During the session, I recorded the same tense and non-tense technique playing as usual. I also recorded a side angle for extra data in addition to our current above angle  in case it provided a clearer difference between tense and non-tense playing. I then trimmed videos to be split by exercise and sorted them into tense/ non tense groups. 

After taking and processing the recordings, I wrote a script that would record wrist angle over the course of the entire clip and output the data as a text file to an output directory. I then automated it to run on all of the recordings. Finally, I graphed the wrist angle data for the tense/non tense playing for each exercise and compared them to one another. 

 

Tense vs. Non tense wrist angles for different exercises

From the graphs, I was able to confirm that tense playing correlates to less change in wrist deviation over time. I was also able to confirm what I suspected earlier—that playing with hand span is smaller means smaller differences in wrist deviation between tense and non tense playing. This explains why the previous algorithm worked for exercises involving larger hand spans (arpeggios & chords), but didn’t work for exercises involving smaller hand spans (scales & Hanon). 
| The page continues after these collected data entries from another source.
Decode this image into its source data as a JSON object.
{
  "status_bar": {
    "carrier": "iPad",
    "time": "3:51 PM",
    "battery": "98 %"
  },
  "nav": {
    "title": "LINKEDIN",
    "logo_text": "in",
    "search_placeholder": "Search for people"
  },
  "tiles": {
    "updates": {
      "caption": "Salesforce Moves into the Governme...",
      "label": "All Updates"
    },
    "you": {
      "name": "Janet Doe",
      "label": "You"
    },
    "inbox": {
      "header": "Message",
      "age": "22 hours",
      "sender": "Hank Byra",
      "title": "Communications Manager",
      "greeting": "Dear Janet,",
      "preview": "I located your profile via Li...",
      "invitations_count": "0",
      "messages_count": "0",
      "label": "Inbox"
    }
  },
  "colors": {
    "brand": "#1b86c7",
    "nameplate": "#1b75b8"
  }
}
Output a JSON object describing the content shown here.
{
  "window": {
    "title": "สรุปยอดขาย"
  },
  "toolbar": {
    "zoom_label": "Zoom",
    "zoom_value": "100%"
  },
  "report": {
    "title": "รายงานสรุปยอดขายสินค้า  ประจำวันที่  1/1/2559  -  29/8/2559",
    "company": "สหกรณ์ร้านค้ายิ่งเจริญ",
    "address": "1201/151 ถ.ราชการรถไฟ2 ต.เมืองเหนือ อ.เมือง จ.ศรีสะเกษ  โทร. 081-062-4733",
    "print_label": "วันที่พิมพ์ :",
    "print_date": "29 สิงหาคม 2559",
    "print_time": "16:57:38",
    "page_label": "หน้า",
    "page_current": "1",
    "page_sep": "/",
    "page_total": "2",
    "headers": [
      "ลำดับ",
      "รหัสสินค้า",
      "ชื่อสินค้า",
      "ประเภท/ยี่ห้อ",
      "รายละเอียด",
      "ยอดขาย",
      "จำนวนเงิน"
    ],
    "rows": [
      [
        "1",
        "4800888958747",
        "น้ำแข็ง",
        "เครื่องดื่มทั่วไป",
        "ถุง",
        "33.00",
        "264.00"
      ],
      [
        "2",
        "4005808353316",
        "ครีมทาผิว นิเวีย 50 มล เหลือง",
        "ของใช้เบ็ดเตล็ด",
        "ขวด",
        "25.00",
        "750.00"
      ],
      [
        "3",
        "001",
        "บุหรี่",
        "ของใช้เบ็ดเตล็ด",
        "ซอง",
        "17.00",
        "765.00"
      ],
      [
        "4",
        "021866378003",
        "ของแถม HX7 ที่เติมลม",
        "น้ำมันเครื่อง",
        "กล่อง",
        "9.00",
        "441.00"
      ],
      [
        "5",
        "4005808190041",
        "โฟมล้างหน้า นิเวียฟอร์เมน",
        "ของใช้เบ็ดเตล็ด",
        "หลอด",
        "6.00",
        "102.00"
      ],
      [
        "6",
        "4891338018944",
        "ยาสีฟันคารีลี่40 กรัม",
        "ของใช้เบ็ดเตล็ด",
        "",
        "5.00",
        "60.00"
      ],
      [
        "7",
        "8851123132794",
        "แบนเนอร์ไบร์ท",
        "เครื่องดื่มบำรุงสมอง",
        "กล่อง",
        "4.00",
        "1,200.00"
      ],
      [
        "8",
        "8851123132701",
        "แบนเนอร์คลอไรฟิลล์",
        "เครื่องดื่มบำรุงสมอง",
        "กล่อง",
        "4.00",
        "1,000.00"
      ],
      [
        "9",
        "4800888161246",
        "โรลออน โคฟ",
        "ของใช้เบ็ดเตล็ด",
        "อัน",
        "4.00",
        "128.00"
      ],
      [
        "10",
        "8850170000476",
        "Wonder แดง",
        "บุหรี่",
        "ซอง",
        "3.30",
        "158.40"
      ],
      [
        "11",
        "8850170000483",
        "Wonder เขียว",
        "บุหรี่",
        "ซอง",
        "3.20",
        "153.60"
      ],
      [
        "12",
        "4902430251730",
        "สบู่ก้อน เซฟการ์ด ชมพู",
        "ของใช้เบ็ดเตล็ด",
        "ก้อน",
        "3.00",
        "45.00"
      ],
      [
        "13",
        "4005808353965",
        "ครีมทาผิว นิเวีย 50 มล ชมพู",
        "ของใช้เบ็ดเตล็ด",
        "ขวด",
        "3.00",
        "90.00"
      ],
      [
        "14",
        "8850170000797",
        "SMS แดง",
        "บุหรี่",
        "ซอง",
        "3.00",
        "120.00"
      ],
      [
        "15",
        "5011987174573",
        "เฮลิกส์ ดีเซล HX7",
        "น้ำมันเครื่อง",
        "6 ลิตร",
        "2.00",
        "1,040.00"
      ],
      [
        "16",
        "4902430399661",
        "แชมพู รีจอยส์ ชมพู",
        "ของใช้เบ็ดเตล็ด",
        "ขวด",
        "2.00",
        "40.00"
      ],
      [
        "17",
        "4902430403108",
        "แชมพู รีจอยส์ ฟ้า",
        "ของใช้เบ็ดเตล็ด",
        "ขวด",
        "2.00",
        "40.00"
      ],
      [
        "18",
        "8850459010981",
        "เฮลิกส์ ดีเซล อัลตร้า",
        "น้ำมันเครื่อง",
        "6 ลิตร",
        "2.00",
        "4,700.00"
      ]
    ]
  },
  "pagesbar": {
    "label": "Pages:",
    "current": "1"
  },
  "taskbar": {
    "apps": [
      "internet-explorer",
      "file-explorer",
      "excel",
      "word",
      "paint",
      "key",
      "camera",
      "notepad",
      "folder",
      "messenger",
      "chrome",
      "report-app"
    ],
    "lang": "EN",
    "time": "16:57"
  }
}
I do have some concerns that these findings aren’t 100% sound. For some of the recordings, the built in Mediapipe hand labeling would sometimes mislabel the hands, causing angle data between hands to mix. While I don’t think this has a large impact on the metrics I’m looking for, I do think having a better way to label hands would improve the overall robustness of our system. Additionally, only two students were able to make our session last Wednesday, meaning that these findings may be specific to only these two students. I’ll gather more data with the remaining students this coming Wednesday to verify if this is true or not. 

I’ll look more into how to use these findings to write a new tension algorithm/ modify our old one to work for smaller hand span exercises tomorrow. I’ll also analyze the side view recordings more in depth. The remainder of my time will be spent preparing for the demo the following week and helping out with integration.